More or less the one succesful element of Mussolini's domestic policy, the Lateran Treaty finally ended a long series of disputes and rivalries between the Vatican and Italy. For a long time, the 'Roman Question,' as it was known, had been causing difficulties not only in Rome, but in Italy's relationship with the Roman Catholic Church as a whole. During early Italian unification, the papacy was restricted to only a small cluster of buildings within the Vatican, the rest of the city technically under the jurisdiction of the Italian government. Several Popes complained about being 'prisoners' within the Vatican—although this situation was originally arranged between Pius XII and the troops of the unification. The Lateran Treaty finally resolved these problems, establishing the 108.7 acres of the Vatican City as it exists today and granting sovereign rule of this area to the Pope and Roman Catholic Church. It also gave the new nation full political recognition and clearly delineated the exact extent to which the Church was allowed to influence Italy (still a Roman Catholic nation). Although somewhat voided once Mussolini lost power, the Lateran Treaty and its principles have been upheld since it was first established.
Beyond economic controls and failed morale boosters, Mussolini also established several social 'reforms' in his attempt to create a more powerful Italian state. Like many other fascist leaders, Mussolini made heavy use of a secret police force to ensure his policies were being followed and eliminate dissenters by force. To reinforce his control, Mussolini used the media as a weapon, demonizing his enemies and promoting his own interests. He also utilized propaganda as an effective tool, framing himself as (the) great 'Il Duce' (literally 'The Leader') and attempting to indoctrinate the youth into his military and political forces. The latter was executed through a combination of youth programs (à la Hitler Youth) and a complete restructuring of the educational system throughout Italy.
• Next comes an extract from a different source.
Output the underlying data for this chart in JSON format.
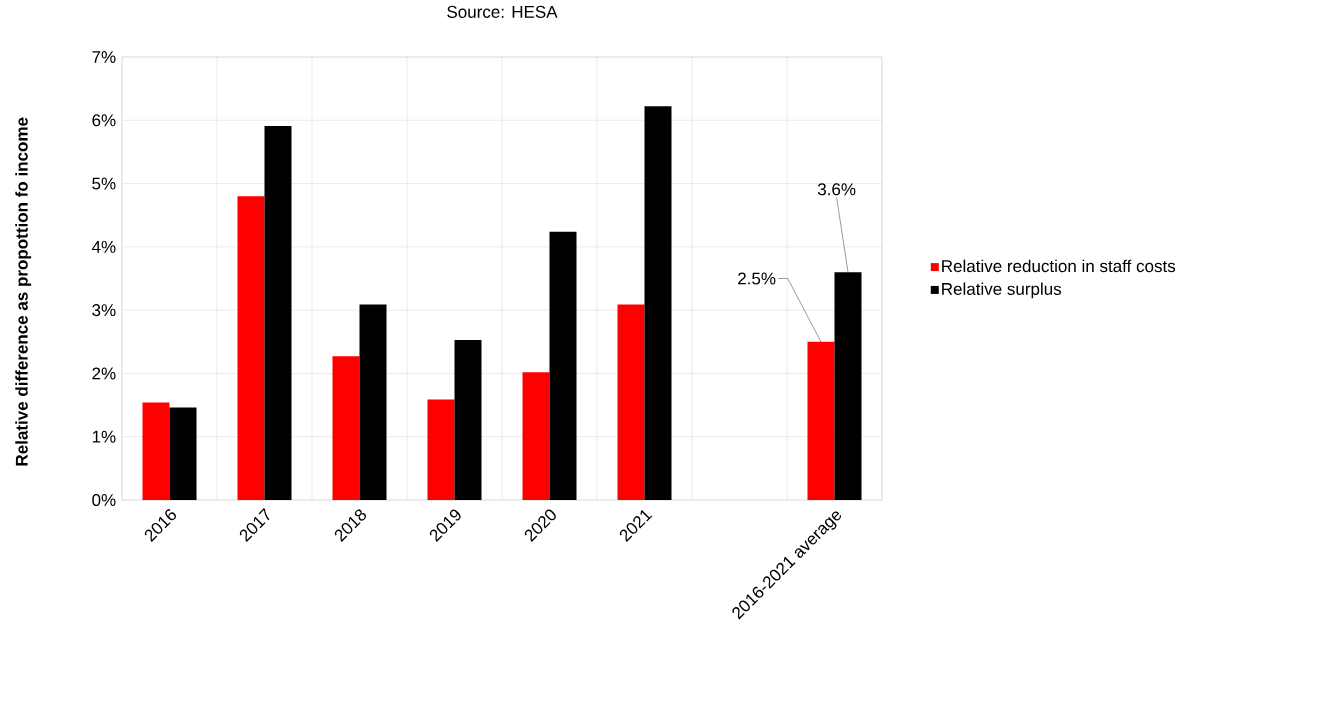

Essentially, Mussolini replaced all historical material with pro-fascist renditions, emphasizing the glory and power of Italy, while he simultaneously banned the vast majority of other books that might conflict with this propaganda. Interestingly, he also emphasized the teaching of philosophy and the humanities, though obviously with the same fascist twist. Overall, his educational reforms (consolidated under the 1923 Education Act) were rather successful, maintaining a high literacy rate and a decent standard of learning (with the notable exception of some subjects—particularly history).
Mussolini's attempts to enhance the Italian economy and place in world politics all failed significantly, often placing Italy in a worse position than before their implementation. However, his social policies, particularly his educational 'reforms,' achieved relative success. The Lateran Treaty, his one real success, finally ended the issue of Church/State relations in Italy and recognized the Vatican as a sovereign power.